Running our semantic search pipeline, we get these 5 documents in descending order of similarity. The model did an impressive job; it returned documents that directly mention Ayn Rand, her literary works, and even her philosophy of Objectivism.

While BERT serves as an excellent foundational model in our exploration of semantic search, demonstrating its utility in retrieving relevant documents, it's important to recognize that this is just the tip of the iceberg. Better models will not only offer superior accuracy but also enhanced performance, significantly refining our ability to conduct precise and effective semantic searches. We will also delve into far more scalable and performant vector databases, providing the infrastructure to support millions of embeddings and millisecond-latency queries.

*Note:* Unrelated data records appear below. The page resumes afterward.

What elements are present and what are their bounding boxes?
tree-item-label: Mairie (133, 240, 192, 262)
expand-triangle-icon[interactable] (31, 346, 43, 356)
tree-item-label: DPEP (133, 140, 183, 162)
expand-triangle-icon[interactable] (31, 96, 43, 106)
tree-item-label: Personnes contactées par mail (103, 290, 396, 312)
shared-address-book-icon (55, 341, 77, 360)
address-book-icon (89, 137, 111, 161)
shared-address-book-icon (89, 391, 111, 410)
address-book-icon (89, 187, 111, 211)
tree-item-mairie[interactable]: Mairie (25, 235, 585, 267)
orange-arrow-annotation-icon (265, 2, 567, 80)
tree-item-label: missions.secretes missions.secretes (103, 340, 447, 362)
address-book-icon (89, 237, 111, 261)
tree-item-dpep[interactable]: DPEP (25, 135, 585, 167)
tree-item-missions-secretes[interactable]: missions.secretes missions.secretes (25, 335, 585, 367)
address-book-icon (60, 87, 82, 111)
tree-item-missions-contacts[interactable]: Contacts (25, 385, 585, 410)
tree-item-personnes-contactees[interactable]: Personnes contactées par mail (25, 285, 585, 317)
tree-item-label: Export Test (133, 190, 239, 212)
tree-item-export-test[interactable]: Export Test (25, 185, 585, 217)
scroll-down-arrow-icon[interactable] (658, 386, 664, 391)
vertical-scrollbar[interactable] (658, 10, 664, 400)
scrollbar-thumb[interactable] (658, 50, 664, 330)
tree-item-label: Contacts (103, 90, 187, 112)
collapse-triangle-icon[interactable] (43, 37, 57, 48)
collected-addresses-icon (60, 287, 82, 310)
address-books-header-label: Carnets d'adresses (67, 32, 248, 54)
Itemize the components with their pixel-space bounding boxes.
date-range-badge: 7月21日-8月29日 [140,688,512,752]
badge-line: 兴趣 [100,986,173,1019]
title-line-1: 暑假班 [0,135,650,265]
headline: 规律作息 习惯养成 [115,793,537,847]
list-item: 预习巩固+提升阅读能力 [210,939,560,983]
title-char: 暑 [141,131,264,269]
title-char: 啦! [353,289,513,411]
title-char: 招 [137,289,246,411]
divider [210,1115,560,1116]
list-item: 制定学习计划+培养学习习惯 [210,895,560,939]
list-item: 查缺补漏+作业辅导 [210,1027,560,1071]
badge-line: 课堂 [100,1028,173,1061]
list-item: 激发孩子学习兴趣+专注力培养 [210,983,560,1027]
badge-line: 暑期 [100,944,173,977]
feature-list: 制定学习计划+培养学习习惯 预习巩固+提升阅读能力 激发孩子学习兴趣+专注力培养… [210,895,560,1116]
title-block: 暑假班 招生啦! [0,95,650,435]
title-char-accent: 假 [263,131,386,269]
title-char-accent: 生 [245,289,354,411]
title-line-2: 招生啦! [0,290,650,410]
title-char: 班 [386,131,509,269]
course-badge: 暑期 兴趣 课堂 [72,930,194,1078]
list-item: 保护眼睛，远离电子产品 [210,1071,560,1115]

Stay tuned!

GPU Acceleration

If you have a GPU available, you can leverage it to significantly speed up the embedding generation process. You can also use free GPU resources on a Jupyter Notebook hosted with Google Colab. Once you have initialized the BERT tokenizer and model, you can use the following approach to automatically detect and use the GPU:

Python
# select GPU if available
if torch.cuda.is_available():
    device = torch.device('cuda')

# otherwise use CPU
else:
  device = torch.device('cpu')

# move the BERT model to the GPU
model.to(device)

# set the default device type for tensors to the GPU
torch.set_default_device(device)

This code will automatically detect if a GPU is available using a framework called CUDA and move the model to the GPU if so. It will also set the default device type for tensors to the GPU so that we don't have to manually move them. Once you run this setup, the existing generate_bert_embeddings function will automatically use the GPU for embedding generation.